Ce que couvre le critère 2 Qualiopi
Intitulé officiel : « L'identification précise des objectifs des prestations proposées et l'adaptation de ces prestations aux publics bénéficiaires ». Ce que l'auditeur cherche tient en peu de choses.
Ce critère est celui où se joue la qualification même de l'action de formation. Sans objectif professionnel évaluable, il n'y a pas d'action de formation au sens du Code du travail — et donc pas de financement possible.
Il enchaîne cinq étapes : analyser le besoin avec le client, formuler des objectifs opérationnels, construire des contenus qui y répondent, les aligner sur la certification visée le cas échéant, et prévoir le positionnement à l'entrée.
C'est aussi le critère qui produit le plus de non-conformités chez les formateurs expérimentés : ils font tout cela, mais oralement, sans en garder trace.
Les 5 indicateurs de ce critère
Sur ces 5 indicateurs, 4 sont communs à tous les prestataires. Les autres ne s'appliquent qu'aux prestations certifiantes ou à l'apprentissage.
| Indicateur | Objet | Applicabilité |
|---|---|---|
| Indicateur 4 | Analyse du besoin | Tous |
| Indicateur 5 | Objectifs opérationnels et évaluables | Tous |
| Indicateur 6 | Contenus et modalités | Tous |
| Indicateur 7 | Adéquation aux exigences de la certification | Certifiantes |
| Indicateur 8 | Positionnement et évaluation à l'entrée | Tous |
Ce qui fait échouer ce critère en audit
Les écarts constatés sur ce critère sont rarement des surprises : ils portent presque toujours sur la trace, pas sur la pratique.

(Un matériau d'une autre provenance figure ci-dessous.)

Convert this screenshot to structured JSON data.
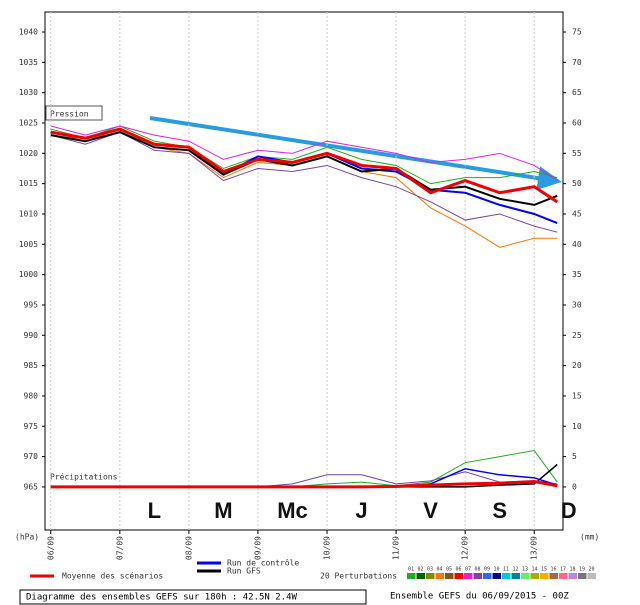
{
  "chart_data": {
    "type": "line",
    "pressure_label": "Pression",
    "precip_label": "Précipitations",
    "y_unit": "(hPa)",
    "y2_unit": "(mm)",
    "day_labels": [
      "L",
      "M",
      "Mc",
      "J",
      "V",
      "S",
      "D"
    ],
    "x": [
      0,
      12,
      24,
      36,
      48,
      60,
      72,
      84,
      96,
      108,
      120,
      132,
      144,
      156,
      168,
      176
    ],
    "xlim": [
      -2,
      178
    ],
    "xticks": [
      {
        "value": 0,
        "label": "06/09"
      },
      {
        "value": 24,
        "label": "07/09"
      },
      {
        "value": 48,
        "label": "08/09"
      },
      {
        "value": 72,
        "label": "09/09"
      },
      {
        "value": 96,
        "label": "10/09"
      },
      {
        "value": 120,
        "label": "11/09"
      },
      {
        "value": 144,
        "label": "12/09"
      },
      {
        "value": 168,
        "label": "13/09"
      }
    ],
    "ylim": [
      957.9,
      1043.3
    ],
    "yticks": [
      965,
      970,
      975,
      980,
      985,
      990,
      995,
      1000,
      1005,
      1010,
      1015,
      1020,
      1025,
      1030,
      1035,
      1040
    ],
    "y2lim": [
      -7.1,
      78.3
    ],
    "y2ticks": [
      0,
      5,
      10,
      15,
      20,
      25,
      30,
      35,
      40,
      45,
      50,
      55,
      60,
      65,
      70,
      75
    ],
    "grid": true,
    "series": [
      {
        "color": "#22aa22",
        "width": 1,
        "values": [
          1024,
          1022.5,
          1024.5,
          1022,
          1021,
          1017.5,
          1019.5,
          1019,
          1021,
          1019,
          1018,
          1015,
          1016,
          1016,
          1017,
          1016
        ]
      },
      {
        "color": "#ff7700",
        "width": 1,
        "values": [
          1023.5,
          1022,
          1024,
          1021,
          1020,
          1016,
          1018.5,
          1018,
          1019.5,
          1017,
          1016,
          1011,
          1008,
          1004.5,
          1006,
          1006
        ]
      },
      {
        "color": "#dd22dd",
        "width": 1,
        "values": [
          1024.5,
          1023,
          1024.5,
          1023,
          1022,
          1019,
          1020.5,
          1020,
          1022,
          1021,
          1020,
          1018.5,
          1019,
          1020,
          1018,
          1015.5
        ]
      },
      {
        "color": "#7744aa",
        "width": 1,
        "values": [
          1023,
          1021.5,
          1023.5,
          1020.5,
          1020,
          1015.5,
          1017.5,
          1017,
          1018,
          1016,
          1014.5,
          1012,
          1009,
          1010,
          1008,
          1007
        ]
      },
      {
        "color": "#22aa22",
        "width": 1,
        "axis": "y2",
        "values": [
          0,
          0,
          0.1,
          0,
          0,
          0,
          0,
          0,
          0.5,
          0.8,
          0.2,
          0.8,
          4,
          5,
          6,
          0.8
        ]
      },
      {
        "color": "#7744aa",
        "width": 1,
        "axis": "y2",
        "values": [
          0,
          0,
          0,
          0,
          0,
          0,
          0,
          0.5,
          2,
          2,
          0.5,
          1,
          2.5,
          0.8,
          1,
          0.5
        ]
      },
      {
        "name": "Run de contrôle",
        "color": "#0000ff",
        "width": 2,
        "values": [
          1023.5,
          1022.5,
          1024,
          1021.5,
          1021,
          1016.5,
          1019.5,
          1018.5,
          1020,
          1017.5,
          1017,
          1014,
          1013.5,
          1011.5,
          1010,
          1008.5
        ]
      },
      {
        "name": "Run GFS",
        "color": "#000000",
        "width": 2,
        "values": [
          1023,
          1022,
          1023.5,
          1021,
          1020.5,
          1016.5,
          1019,
          1018,
          1019.5,
          1017,
          1017.5,
          1014,
          1014.5,
          1012.5,
          1011.5,
          1013
        ]
      },
      {
        "name": "Moyenne des scénarios",
        "color": "#ee0000",
        "width": 3,
        "values": [
          1023.5,
          1022.5,
          1024,
          1021.5,
          1021,
          1017,
          1019,
          1018.5,
          1020,
          1018,
          1017.5,
          1013.5,
          1015.5,
          1013.5,
          1014.5,
          1012
        ]
      },
      {
        "color": "#0000ff",
        "width": 1.5,
        "axis": "y2",
        "values": [
          0,
          0,
          0,
          0,
          0,
          0,
          0,
          0,
          0,
          0,
          0,
          0.5,
          3,
          2,
          1.5,
          0.3
        ]
      },
      {
        "color": "#000000",
        "width": 1.5,
        "axis": "y2",
        "values": [
          0,
          0,
          0,
          0,
          0,
          0,
          0,
          0,
          0,
          0,
          0,
          0,
          0,
          0.3,
          0.5,
          3.7
        ]
      },
      {
        "color": "#ee0000",
        "width": 3,
        "axis": "y2",
        "values": [
          0,
          0,
          0,
          0,
          0,
          0,
          0,
          0,
          0,
          0,
          0.1,
          0.3,
          0.5,
          0.6,
          0.9,
          0.2
        ]
      }
    ],
    "legend_items": [
      6,
      7,
      8
    ],
    "perturbations_title": "20 Perturbations",
    "perturbations": [
      {
        "label": "01",
        "color": "#22aa22"
      },
      {
        "label": "02",
        "color": "#006600"
      },
      {
        "label": "03",
        "color": "#888800"
      },
      {
        "label": "04",
        "color": "#ff7700"
      },
      {
        "label": "05",
        "color": "#885522"
      },
      {
        "label": "06",
        "color": "#ff0000"
      },
      {
        "label": "07",
        "color": "#dd22dd"
      },
      {
        "label": "08",
        "color": "#7744aa"
      },
      {
        "label": "09",
        "color": "#3366ff"
      },
      {
        "label": "10",
        "color": "#000088"
      },
      {
        "label": "11",
        "color": "#00cccc"
      },
      {
        "label": "12",
        "color": "#008888"
      },
      {
        "label": "13",
        "color": "#66ee66"
      },
      {
        "label": "14",
        "color": "#aaaa00"
      },
      {
        "label": "15",
        "color": "#ffaa00"
      },
      {
        "label": "16",
        "color": "#aa6644"
      },
      {
        "label": "17",
        "color": "#ff6688"
      },
      {
        "label": "18",
        "color": "#bb88dd"
      },
      {
        "label": "19",
        "color": "#777777"
      },
      {
        "label": "20",
        "color": "#bbbbbb"
      }
    ],
    "footer_left": "Diagramme des ensembles GEFS sur 180h : 42.5N 2.4W",
    "footer_right": "Ensemble GEFS du 06/09/2015 - 00Z"
  }
}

- Des objectifs rédigés en contenus (« découvrir Excel ») plutôt qu'en compétences évaluables.
- Aucune trace écrite de l'analyse du besoin avec le client.
- Un positionnement à l'entrée décrit dans les procédures mais jamais exécuté ni tracé.
Les preuves qui couvrent plusieurs indicateurs du critère 2
Le volume documentaire d'un critère fait peur tant qu'on raisonne indicateur par indicateur. En pratique, quelques documents pivots en couvrent plusieurs à la fois, et concentrer l'effort sur eux réduit sensiblement la charge.
- Le programme de formation détaillé : information du public, objectifs, adaptation aux publics.
- Le dossier de session complet : convention, positionnement, émargements, évaluations, attestation.
- Le journal de veille daté : il alimente à lui seul les trois indicateurs de veille du critère 6.
- La synthèse annuelle des appréciations : recueil, analyse et amélioration continue.
L'erreur inverse consiste à produire un document par indicateur. Elle multiplie la charge de mise à jour sans améliorer la conformité, et c'est ce qui rend les dossiers ingérables au bout de deux ans.
Traiter ce critère quand on est formateur seul
L'effort documentaire du référentiel ne dépend pas de la taille de la structure : un formateur indépendant produit le même dossier qu'un organisme de vingt personnes. Sur ce critère, les 4 indicateurs communs se traitent en réutilisant les documents que vous produisez déjà pour vos clients.
La méthode qui fonctionne est toujours la même : constituer les preuves au fil des sessions plutôt qu'en rattrapage. Un dossier par prestation, alimenté le jour même, transforme l'audit en formalité.